The demand has improved both from industry and the rural consumers. The industry seems to be restocking after the fall last year. The Thomas Reuters GFMS estimates the import demand will increase by a further 10% next year.
The silver imports fell from a high of 7,955 tonnes in 2015 to 2,794 tonnes in 2016. The industry is seeing a rise in cheque deals as the dealers are moving to banking channels after seeing demonetization happen. The wholesalers have moved to cheques and the unaccounted silver is mainly from customers that sell jewelry or silver bars to the jewelers asking cash in return.
The industry also feels that industrial and consumer demand is high but the investment demand is low as people are more into equity this year. There is also an expectation that the demand will be affected by price in 2018.
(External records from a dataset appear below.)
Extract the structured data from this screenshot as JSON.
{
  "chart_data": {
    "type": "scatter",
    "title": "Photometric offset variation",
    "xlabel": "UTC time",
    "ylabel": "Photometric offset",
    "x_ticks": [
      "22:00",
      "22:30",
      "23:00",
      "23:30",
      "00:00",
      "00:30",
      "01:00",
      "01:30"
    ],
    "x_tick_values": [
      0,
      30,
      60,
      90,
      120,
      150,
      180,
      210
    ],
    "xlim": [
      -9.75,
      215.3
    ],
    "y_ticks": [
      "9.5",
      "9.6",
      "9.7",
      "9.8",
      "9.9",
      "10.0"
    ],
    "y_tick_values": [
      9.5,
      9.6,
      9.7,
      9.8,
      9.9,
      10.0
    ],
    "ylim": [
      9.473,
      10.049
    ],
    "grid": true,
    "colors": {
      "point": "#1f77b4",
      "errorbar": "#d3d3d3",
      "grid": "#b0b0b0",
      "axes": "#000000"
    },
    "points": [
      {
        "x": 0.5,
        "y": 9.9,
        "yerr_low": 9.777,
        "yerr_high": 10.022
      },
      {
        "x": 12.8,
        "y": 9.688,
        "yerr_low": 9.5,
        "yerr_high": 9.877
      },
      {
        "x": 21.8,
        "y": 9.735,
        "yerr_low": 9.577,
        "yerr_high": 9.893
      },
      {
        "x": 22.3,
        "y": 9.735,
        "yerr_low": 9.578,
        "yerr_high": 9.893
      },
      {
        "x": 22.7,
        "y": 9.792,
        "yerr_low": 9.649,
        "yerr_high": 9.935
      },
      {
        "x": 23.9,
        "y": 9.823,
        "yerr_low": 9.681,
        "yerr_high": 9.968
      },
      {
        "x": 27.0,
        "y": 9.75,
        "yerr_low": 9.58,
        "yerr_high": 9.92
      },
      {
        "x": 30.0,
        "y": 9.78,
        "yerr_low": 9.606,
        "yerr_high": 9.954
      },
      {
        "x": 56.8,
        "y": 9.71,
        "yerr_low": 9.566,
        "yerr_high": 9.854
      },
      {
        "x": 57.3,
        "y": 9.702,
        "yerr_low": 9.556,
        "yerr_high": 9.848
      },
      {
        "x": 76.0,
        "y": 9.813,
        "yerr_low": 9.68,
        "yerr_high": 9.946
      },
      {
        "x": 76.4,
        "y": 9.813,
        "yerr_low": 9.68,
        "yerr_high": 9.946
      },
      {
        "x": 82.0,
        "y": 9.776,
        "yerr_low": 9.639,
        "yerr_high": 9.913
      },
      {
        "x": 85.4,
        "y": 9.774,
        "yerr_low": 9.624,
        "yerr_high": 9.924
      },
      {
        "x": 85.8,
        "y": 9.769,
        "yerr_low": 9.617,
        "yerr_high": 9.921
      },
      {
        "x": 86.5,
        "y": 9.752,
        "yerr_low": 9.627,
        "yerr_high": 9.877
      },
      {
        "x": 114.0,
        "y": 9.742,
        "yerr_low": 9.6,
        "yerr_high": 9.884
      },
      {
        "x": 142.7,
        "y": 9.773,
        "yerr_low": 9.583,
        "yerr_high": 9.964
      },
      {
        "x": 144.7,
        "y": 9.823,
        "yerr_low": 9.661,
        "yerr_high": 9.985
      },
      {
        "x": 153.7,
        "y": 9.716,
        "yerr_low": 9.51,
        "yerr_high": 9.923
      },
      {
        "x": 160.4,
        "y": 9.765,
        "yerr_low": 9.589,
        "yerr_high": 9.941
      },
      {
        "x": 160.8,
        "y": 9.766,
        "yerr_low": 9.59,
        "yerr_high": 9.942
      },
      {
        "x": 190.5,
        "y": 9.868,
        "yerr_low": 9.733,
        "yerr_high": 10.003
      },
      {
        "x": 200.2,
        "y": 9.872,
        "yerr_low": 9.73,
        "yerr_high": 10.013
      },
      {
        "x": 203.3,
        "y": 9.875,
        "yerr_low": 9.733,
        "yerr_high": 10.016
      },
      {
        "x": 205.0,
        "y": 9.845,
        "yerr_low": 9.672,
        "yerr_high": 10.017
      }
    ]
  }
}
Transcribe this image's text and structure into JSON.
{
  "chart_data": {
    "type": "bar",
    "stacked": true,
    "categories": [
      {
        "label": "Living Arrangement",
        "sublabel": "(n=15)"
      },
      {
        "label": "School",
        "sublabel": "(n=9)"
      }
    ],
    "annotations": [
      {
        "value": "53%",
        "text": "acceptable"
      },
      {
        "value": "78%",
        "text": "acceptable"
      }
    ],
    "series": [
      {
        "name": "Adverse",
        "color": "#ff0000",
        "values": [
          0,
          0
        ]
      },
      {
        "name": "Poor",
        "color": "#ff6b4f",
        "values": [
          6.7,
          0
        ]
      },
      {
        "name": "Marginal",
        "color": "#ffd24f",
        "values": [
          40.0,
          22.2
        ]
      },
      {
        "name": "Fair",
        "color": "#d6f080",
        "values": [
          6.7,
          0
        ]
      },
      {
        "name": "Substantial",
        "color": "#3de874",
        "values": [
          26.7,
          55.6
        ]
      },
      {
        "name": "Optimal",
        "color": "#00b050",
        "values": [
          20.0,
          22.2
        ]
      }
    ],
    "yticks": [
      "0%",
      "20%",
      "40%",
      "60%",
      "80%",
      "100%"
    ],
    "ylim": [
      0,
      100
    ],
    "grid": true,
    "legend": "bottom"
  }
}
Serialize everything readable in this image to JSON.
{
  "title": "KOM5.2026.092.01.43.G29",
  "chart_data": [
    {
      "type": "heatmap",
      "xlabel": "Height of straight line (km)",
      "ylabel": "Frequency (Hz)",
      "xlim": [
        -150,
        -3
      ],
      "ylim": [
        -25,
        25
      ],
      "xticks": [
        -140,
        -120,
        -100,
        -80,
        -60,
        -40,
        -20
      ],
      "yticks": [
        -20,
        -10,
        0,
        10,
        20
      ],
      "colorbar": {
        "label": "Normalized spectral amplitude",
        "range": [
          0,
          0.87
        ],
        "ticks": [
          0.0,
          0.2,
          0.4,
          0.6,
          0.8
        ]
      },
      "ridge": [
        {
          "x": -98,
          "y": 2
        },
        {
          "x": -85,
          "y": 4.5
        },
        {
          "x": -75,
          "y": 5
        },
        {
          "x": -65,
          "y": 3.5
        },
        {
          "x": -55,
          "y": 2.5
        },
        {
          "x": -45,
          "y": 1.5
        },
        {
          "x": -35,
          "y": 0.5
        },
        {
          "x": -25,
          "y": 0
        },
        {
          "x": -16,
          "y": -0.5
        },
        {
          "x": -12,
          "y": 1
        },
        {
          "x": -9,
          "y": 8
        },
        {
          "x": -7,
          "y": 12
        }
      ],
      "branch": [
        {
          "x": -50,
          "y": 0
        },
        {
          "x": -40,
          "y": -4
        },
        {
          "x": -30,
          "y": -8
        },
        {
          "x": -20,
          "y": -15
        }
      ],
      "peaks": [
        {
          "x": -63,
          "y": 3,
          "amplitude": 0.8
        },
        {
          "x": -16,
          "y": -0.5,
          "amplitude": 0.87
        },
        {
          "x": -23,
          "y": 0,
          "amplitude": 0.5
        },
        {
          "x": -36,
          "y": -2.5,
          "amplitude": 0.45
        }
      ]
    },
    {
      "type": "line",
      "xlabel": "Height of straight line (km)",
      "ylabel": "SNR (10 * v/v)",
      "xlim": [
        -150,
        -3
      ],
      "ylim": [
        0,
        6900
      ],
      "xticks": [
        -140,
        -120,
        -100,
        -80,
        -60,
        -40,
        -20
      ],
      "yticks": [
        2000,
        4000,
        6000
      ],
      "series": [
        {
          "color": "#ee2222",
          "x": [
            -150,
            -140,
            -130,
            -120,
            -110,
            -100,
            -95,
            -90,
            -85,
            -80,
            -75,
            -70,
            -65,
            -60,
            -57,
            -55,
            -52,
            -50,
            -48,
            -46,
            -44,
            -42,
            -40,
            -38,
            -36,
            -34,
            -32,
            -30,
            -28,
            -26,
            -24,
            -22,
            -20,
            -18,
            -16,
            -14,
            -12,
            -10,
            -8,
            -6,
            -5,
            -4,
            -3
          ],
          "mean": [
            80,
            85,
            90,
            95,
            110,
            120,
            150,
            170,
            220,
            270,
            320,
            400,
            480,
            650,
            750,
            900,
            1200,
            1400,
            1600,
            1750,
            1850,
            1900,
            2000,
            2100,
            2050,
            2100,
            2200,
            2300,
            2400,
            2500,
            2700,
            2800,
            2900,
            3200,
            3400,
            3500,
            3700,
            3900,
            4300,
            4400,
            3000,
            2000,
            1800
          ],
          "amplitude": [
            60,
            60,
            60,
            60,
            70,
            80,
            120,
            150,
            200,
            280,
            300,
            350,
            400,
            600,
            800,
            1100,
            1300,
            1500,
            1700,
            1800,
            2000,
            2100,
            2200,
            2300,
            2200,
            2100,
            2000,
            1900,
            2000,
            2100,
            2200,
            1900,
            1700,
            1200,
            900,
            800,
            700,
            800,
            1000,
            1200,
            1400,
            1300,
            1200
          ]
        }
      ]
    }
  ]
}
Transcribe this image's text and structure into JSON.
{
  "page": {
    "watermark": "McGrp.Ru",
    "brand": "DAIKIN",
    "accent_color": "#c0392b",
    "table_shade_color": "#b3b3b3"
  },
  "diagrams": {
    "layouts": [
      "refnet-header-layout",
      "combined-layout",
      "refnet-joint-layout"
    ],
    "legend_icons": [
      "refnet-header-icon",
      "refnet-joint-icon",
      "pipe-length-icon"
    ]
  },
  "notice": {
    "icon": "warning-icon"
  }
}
In its report, the Thomas Reuters GFMS institute in Washington has told that “The price has averaged $17.16/oz so far this year. For the year as a whole, the GFMS team at Thomson Reuters forecasts the price to average $17.13/oz, marginally lower than the 2016 annual average of $17.14/oz. The market is expected to switch to a small annual physical surplus of 32.2 million oz in 2017, after posting annual physical shortfalls for four years. Total silver supply is forecast to remain broadly flat in 2017, standing at 1,008.4 million oz. Total physical demand is forecast to drop by 5% in 2017, to a total of 976.1 mn oz, led by a sharp fall in retail investment, although an upturn in silverware demand and a modest recovery in jewelry and industrial fabrication should help to offset some of that.”
The silver demand for investment in the international market was at 205 tonnes in 2016 and is expected to fall to 130 tonnes.